The Kashagan isolated carbonate platform developed from the Visean to the Bashkirian in the Pre-Caspian Basin. Sedimentation is organized in shallowing-upward cycles marked at the top by subaerial exposure surfaces. This study is based on analyses of 12 cored wells, integrated sedimentology, petrography, fluid inclusion, stable isotopes, and trace element data. We reconstructed the pore-system evolution in the platform interior and margin.

Near-surface diagenesis includes marine cement fringes followed by meteoric dissolution and cementation. Meteoric diagenesis was stronger in the Bashkirian sequence and progressively decreased down section in the Visean. The main karst surfaces are evidenced by root traces, sharp δ13C depletion, and meteoric water-fluid inclusions in calcites.

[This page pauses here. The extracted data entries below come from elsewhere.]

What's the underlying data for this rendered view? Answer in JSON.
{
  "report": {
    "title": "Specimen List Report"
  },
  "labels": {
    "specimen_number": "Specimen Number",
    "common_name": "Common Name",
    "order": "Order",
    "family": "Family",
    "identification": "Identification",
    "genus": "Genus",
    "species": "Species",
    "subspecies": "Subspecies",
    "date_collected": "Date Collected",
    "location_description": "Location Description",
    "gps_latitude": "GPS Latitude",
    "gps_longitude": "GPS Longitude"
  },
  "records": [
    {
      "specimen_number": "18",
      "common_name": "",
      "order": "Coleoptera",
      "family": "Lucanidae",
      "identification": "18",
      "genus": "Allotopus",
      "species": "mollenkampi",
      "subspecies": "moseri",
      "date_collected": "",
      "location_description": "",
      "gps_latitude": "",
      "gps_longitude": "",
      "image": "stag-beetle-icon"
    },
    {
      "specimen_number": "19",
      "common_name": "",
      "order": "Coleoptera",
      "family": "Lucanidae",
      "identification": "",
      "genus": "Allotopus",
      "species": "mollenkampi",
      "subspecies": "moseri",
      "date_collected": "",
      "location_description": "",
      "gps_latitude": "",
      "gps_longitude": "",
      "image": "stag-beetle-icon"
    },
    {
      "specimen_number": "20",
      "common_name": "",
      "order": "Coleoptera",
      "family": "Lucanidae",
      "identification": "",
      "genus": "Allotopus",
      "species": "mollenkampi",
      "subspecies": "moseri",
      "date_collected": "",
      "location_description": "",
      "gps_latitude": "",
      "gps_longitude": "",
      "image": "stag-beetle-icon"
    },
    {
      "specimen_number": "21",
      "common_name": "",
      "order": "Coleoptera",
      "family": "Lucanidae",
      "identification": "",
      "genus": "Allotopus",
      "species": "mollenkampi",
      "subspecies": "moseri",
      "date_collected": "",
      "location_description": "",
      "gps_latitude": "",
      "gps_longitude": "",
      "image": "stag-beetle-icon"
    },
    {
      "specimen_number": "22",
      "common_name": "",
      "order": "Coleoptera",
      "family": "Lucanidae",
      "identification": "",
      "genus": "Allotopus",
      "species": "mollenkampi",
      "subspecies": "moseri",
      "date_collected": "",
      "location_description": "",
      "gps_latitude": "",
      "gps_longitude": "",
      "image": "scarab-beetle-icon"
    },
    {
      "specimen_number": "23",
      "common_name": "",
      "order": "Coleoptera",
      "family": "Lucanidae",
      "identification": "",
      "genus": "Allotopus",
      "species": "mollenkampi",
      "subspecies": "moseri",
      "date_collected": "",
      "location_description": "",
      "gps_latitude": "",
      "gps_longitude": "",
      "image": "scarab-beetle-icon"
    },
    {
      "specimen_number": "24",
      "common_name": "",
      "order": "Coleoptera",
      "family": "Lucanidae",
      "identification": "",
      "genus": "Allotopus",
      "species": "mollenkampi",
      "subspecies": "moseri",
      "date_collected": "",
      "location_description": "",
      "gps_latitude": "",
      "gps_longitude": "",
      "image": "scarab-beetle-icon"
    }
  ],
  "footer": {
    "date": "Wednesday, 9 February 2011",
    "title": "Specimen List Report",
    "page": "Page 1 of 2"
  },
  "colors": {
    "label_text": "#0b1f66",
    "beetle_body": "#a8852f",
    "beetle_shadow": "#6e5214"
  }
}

Porosity in the platform interior follows a cyclic pattern due to the interaction of the freshwater dissolution and cementation and compaction that destroyed the porosity at the tops and bases of the cycles. Burial diagenesis, represented by some calcite cementation, did not significantly alter the cyclic porosity distribution in the platform interior. In the platform margin, porosity distribution is more heterogeneous due to more poorly defined sedimentary cyclicity and stronger burial diagenetic overprint linked to exotic fluid circulation. Basin-sourced fluids caused dissolution, cementation, and local dolomitization. These cements show bright luminescence, a high manganese content, depleted δ18O, a high homogenization temperature, and low-salinity fluid inclusions. The complex diagenetic evolution diagenesis produced better matrix porosity in the platform interior and heterogeneous porosity with larger pores and fractures but with poor matrix porosity in the platform margin.